Read more about SVS, or read the work of John Taylor Gatto. You may rethink what kind of choices are adversely affecting their future.

1 comments

Do you have any evidence for what you are suggesting? A simple Google search reveals several questionable looking sites repeating the lack of dyslexia in Sudbury Schools, but there is never a source cited for this factoid. This sounds like a bunch of new age pseudoscience.
The sources are books published by Sudbury Valley Press. I don't have any source other than that one. However this fact hasn't been disputed by neither former students or outsiders, from SVS or other schools of the same model; so I'm very inclined to believe them.

Note that dyslexia seem to affect about 10% of the population independently of culture, wealth or social status, so it's more striking that there was not a single former student that said "I had/have dyslexia" or similar.

The fact that this claim hasn't been verified by an external source makes me rather dubious. Most people with dyslexia are diagnosed when they fall behind their peers in learning to read. In a learning environment in which students have no real peers there is no measuring stick to fall behind. Any student who struggles learning to read is probably categorized as "learning at their own pace" rather than being diagnosed with dyslexia. That doesn't mean the student doesn't have a problem. The school is probably just unintentionally masking the issue with their teaching style.

I would be curious to see someone test a collection of adults who graduated from the school and to see whether they show signs of dyslexia.
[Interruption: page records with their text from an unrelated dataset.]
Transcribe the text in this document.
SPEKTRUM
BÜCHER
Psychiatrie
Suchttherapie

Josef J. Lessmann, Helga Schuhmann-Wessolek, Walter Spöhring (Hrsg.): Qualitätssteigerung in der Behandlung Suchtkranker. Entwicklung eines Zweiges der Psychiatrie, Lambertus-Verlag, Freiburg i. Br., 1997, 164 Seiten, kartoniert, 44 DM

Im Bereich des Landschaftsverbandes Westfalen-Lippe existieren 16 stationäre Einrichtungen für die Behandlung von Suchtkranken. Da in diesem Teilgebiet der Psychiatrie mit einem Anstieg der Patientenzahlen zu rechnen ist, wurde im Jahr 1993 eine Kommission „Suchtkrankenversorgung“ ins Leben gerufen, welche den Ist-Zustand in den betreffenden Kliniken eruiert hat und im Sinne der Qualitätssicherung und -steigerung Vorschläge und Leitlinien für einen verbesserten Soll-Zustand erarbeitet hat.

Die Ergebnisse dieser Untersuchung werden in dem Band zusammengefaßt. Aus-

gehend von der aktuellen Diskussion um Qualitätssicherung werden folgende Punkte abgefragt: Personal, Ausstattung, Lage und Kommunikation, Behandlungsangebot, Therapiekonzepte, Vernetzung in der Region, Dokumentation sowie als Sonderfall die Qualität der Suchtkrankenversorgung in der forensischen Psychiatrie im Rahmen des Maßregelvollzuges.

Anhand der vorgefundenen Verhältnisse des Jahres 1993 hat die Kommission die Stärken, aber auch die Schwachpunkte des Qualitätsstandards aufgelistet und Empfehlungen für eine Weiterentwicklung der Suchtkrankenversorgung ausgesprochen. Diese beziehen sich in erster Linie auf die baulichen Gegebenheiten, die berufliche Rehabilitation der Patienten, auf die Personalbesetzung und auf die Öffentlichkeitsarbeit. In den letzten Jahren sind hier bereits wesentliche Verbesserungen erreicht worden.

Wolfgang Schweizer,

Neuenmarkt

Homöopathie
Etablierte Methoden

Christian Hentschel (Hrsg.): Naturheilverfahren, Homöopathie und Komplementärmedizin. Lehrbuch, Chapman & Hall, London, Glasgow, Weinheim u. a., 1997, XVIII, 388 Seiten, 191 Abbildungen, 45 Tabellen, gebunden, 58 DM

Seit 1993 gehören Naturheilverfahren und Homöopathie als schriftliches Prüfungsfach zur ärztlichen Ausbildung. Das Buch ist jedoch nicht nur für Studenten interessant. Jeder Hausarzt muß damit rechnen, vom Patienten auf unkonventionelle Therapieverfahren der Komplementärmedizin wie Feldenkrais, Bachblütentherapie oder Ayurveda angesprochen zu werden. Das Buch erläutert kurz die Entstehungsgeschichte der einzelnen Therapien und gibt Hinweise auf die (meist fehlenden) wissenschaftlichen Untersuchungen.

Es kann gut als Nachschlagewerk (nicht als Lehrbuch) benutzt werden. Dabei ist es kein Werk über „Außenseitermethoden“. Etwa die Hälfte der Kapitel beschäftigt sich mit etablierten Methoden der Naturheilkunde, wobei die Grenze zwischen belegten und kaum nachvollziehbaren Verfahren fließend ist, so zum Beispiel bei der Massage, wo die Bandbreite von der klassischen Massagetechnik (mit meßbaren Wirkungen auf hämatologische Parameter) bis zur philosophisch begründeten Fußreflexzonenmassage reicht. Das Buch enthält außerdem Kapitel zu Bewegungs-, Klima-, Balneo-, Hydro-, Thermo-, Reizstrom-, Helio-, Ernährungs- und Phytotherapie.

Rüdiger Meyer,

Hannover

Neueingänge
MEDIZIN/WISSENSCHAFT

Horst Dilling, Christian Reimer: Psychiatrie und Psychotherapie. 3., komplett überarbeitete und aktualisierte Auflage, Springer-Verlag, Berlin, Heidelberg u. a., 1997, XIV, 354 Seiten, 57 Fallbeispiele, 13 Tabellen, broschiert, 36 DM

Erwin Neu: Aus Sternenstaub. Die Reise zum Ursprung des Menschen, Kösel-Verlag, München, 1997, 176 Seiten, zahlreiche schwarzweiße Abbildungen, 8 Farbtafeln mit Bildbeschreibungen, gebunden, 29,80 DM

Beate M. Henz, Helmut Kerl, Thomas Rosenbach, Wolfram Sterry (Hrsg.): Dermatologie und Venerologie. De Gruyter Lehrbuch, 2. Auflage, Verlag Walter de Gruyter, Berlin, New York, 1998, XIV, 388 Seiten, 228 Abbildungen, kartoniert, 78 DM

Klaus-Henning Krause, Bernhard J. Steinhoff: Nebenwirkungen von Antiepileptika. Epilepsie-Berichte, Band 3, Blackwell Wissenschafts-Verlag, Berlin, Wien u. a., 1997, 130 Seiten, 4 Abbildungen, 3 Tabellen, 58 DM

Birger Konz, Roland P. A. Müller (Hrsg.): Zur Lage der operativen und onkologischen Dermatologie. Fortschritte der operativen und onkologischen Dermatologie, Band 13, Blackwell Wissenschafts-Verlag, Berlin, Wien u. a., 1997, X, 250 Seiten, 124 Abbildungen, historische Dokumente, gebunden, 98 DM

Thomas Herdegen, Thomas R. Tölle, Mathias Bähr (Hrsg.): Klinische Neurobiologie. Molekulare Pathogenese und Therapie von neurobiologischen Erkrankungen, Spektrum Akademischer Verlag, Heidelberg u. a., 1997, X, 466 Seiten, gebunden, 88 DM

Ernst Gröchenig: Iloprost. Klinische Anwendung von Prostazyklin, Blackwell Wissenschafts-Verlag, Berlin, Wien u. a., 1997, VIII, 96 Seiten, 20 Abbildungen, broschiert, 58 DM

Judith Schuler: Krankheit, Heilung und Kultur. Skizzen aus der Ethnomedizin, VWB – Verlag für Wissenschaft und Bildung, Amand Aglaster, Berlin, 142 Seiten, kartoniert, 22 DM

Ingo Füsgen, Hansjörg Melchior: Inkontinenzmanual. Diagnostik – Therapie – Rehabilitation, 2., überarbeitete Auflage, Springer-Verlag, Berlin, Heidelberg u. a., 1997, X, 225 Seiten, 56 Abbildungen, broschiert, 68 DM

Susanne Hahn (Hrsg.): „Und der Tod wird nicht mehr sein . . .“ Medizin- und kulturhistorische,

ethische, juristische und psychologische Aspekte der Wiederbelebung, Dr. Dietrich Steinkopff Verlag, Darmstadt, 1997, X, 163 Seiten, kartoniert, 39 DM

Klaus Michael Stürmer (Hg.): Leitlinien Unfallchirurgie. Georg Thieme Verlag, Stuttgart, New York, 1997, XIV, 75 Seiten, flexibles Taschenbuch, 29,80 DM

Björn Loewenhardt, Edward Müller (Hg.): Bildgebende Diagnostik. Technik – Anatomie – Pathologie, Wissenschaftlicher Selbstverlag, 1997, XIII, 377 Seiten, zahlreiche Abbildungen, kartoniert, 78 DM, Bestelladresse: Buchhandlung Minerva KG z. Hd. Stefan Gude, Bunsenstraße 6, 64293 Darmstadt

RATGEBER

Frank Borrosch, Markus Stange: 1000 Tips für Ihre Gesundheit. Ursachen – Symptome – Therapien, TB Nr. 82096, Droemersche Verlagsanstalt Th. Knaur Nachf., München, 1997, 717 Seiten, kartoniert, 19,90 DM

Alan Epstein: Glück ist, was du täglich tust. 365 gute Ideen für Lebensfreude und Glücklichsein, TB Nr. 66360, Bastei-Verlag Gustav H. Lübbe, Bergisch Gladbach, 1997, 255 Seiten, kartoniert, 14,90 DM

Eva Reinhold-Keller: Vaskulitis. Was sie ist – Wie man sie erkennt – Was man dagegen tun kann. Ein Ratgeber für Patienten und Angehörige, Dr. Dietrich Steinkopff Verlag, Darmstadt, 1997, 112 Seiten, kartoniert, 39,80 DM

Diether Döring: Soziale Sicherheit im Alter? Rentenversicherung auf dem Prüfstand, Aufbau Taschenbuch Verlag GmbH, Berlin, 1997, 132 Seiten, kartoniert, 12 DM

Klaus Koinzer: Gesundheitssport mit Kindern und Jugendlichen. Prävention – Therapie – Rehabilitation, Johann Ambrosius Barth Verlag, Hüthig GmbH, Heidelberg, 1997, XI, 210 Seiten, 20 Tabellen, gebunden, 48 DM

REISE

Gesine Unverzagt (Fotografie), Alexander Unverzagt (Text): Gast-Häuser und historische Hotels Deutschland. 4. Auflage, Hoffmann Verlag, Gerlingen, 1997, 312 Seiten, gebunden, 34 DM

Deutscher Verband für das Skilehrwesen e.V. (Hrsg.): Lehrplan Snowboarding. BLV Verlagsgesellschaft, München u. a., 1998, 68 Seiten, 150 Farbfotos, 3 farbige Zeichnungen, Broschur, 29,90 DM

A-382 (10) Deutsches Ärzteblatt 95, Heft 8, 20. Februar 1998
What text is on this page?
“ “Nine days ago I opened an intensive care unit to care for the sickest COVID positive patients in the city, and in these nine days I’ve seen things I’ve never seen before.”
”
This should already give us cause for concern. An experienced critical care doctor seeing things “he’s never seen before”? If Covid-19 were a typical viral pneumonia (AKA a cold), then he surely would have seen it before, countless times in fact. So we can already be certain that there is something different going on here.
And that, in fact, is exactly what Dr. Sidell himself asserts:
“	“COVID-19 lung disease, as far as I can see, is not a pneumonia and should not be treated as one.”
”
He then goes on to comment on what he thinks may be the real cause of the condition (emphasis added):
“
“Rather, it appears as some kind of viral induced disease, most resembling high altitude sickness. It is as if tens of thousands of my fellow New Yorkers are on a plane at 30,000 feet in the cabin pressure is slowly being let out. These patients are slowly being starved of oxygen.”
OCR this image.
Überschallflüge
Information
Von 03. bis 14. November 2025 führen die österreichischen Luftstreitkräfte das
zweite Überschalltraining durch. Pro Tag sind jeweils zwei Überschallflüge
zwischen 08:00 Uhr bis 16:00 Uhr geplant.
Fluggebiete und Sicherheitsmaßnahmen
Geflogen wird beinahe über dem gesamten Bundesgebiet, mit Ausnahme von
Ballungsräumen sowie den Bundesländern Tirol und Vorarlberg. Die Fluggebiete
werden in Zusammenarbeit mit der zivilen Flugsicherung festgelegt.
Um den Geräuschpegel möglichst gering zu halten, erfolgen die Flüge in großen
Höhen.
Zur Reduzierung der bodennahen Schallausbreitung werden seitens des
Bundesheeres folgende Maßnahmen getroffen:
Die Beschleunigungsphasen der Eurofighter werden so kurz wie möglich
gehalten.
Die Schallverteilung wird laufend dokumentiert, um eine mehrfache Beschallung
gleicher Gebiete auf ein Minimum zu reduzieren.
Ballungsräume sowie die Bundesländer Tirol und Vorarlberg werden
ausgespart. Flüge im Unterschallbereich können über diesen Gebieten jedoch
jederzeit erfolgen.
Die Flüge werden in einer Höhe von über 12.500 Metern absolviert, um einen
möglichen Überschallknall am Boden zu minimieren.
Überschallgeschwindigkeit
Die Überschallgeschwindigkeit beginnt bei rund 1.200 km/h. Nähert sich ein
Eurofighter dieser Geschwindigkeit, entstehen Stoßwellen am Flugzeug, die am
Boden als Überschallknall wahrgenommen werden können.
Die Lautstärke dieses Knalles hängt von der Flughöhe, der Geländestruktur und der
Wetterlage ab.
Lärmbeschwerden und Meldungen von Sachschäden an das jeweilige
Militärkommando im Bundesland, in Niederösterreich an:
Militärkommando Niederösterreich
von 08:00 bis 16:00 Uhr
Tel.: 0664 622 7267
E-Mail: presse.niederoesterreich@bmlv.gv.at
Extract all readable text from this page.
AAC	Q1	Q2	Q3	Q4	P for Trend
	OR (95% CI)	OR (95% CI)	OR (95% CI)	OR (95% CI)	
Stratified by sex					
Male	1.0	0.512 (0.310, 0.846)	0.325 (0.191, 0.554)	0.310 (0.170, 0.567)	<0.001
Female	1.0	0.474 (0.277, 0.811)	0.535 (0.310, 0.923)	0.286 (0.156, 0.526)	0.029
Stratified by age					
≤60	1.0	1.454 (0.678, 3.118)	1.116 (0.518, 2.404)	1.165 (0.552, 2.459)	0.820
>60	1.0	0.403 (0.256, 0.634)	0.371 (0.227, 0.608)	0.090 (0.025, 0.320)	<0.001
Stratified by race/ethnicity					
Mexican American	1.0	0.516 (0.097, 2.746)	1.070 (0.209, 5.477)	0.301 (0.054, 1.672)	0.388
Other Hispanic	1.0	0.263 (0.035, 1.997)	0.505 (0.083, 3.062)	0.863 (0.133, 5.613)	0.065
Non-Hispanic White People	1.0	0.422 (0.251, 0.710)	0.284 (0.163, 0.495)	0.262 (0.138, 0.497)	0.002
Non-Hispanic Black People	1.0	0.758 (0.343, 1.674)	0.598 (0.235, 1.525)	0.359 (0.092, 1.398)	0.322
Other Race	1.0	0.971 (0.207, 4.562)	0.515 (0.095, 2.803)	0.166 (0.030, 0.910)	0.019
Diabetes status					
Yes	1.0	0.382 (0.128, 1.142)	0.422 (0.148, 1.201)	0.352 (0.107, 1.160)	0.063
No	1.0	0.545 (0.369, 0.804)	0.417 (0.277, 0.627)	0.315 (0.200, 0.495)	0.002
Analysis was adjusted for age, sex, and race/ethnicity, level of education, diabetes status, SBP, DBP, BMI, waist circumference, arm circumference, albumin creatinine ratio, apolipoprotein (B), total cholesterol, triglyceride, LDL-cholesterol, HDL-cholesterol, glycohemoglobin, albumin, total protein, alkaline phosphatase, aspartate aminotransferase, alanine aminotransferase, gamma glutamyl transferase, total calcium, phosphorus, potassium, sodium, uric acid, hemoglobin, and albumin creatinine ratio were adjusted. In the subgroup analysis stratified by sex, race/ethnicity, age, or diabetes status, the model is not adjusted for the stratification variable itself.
Fair enough. I don't see this "masking" as an issue, though. I'm curious too about signs of dyslexia in adulthood. I would bet that adult SVS dyslexics exist but are better adapted around the issue.
It is certainly possible that those adult dyslexics are better at handling their disorder. That would be a pretty strong point in support of the Sudbury Valley School. However that is not the point the school or you made. You both made a harder to believe claim that none of their students even had the disorder which strains credibility and makes me doubt the first point.
I've never claimed they didn't have dyslexia. I said they weren't diagnosed. And that they all have good SAT scores, without the need to diagnose and treat such learning disabilities.